Chile in the 1950s

Was anyone in Chile making experimental electronic music in the 1950s? Oh yes. And Professor Jack Dangers of the University of Meat Beat Manifesto knows all about it

It’s pretty odd to think that anyone was making experimental electronic music in Chile in the 1950s, but there were one or two guys doing it. Three maybe. The most interesting and important names were Juan Amenabar and José Vicente Asuar. 

The record in my collection that best represents Chilean electronic music is Juan Amenabar’s ‘Amacatá’ from 1973. It’s electro-acoustic stuff, meaning it uses a lot of natural sounds as well as tape manipulation. I don’t speak Spanish, but there seems to be a political edge to it. There was a coup d’etat in Chile in 1973, when the military imposed a dictatorship which resulted in Pinochet taking power in 1974. It was a politically heavy time right across Latin America back then. Another Chilean composer, Gabriel Brncic, moved to Argentina in the 1960s and was exiled in 1974 because of his political beliefs.

I think it was the German connection that helped make electronic music happen so early in Chile. That would explain how a South American nation could be producing cutting-edge electronic tracks at a time when even the UK only got started with the Radiophonic Workshop in 1958 – and that was with the BBC funding it. Chile’s links with Germany predate World War Two, so it’s not so surprising that they had a relationship with the Cologne studio where Stockhausen worked. They also had contacts with Pierre Schaeffer’s studio in Paris. That’s how they were able to make this music, or to be more precise, get their hands on the equipment. What they did was really quite primitive, but that’s what I like about it. Because they had so little, and what they did have was so rudimentary, they had to push themselves that much harder and work at being that much more inventive. 

José Vicente Asuar was the first person to make purely electronic music in Chile, as opposed to electro-acoustic music. He founded the first electronic music studio in Chile in 1957, at the University of Santiago. He wrote a dissertation about the building of the studio, which allowed him to qualify as a civil engineer. Asuar’s 1958 piece, ‘Variaciones Espectrales’, was the first piece of electronic music to be performed in public in Chile and probably all of Latin America. The following year, he wrote a text called ‘In the Threshold of a New Era for Music’, which was very important. He went on to build electronic music labs in Germany in 1960, in Venezuela in 1965, and another one in Chile in 1969. He later created the first electronic music computer in Chile, COMDASUAR, and released a piece called ‘Ahora’, which means ‘Now’ in English. He had a big thing about recording children reciting political speeches out of context. 

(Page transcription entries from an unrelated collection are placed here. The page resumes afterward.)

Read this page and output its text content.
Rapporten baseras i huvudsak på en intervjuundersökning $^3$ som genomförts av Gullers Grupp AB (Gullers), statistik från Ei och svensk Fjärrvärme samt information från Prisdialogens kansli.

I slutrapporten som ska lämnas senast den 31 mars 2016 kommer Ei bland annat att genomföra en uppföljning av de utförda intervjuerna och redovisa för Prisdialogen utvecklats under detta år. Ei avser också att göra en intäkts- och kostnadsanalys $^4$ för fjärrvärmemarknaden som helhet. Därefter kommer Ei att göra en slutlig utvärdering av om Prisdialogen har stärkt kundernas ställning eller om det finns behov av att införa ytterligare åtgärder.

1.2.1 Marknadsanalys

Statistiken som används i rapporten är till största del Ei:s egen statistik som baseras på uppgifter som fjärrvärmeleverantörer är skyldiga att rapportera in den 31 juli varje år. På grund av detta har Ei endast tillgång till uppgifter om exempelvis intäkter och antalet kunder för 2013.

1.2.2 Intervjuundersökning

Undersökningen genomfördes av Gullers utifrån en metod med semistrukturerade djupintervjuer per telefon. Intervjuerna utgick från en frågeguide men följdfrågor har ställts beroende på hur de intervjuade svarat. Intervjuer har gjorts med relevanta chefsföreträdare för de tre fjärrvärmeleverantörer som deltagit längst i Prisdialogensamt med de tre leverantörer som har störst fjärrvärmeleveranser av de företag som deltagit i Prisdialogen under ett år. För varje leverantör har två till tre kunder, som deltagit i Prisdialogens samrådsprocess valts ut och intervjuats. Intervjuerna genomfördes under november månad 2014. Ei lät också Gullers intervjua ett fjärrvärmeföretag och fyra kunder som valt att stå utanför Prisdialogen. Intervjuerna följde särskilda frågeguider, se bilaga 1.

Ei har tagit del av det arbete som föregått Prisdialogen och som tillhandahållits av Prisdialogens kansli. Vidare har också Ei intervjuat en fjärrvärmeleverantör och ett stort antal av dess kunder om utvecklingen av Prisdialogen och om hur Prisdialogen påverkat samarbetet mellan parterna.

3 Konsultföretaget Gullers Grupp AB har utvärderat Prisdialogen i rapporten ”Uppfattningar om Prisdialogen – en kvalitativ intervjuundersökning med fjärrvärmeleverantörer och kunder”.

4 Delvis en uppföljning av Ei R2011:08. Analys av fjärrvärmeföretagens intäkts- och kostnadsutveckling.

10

There’s a CD collection that celebrates the 50th anniversary of Chilean electro-acoustic music. The earliest recording on there is a 1956 track by José Vicente Asuar. If you’re interested in a thorough overview of Chilean electro-acoustic music, that’s the one to get. If you want a copy of the vinyl version of ‘Amacatá’, it would cost about $700 or $800 – if it ever comes up, that is. I think that’s about as high as prices go with electronic music. It’s still not as high as some of the jazz stuff or sought-after rock records because only a handful of people in the world are interested. It’s also been hard for collectors to get hold of records from places like Chile because they didn’t get online and onto eBay until comparatively recently, within the last 10 years. With these records, they were very limited pressings, but there are still going to be 200 or 300 copies out there, so it’s just a matter of time. And money.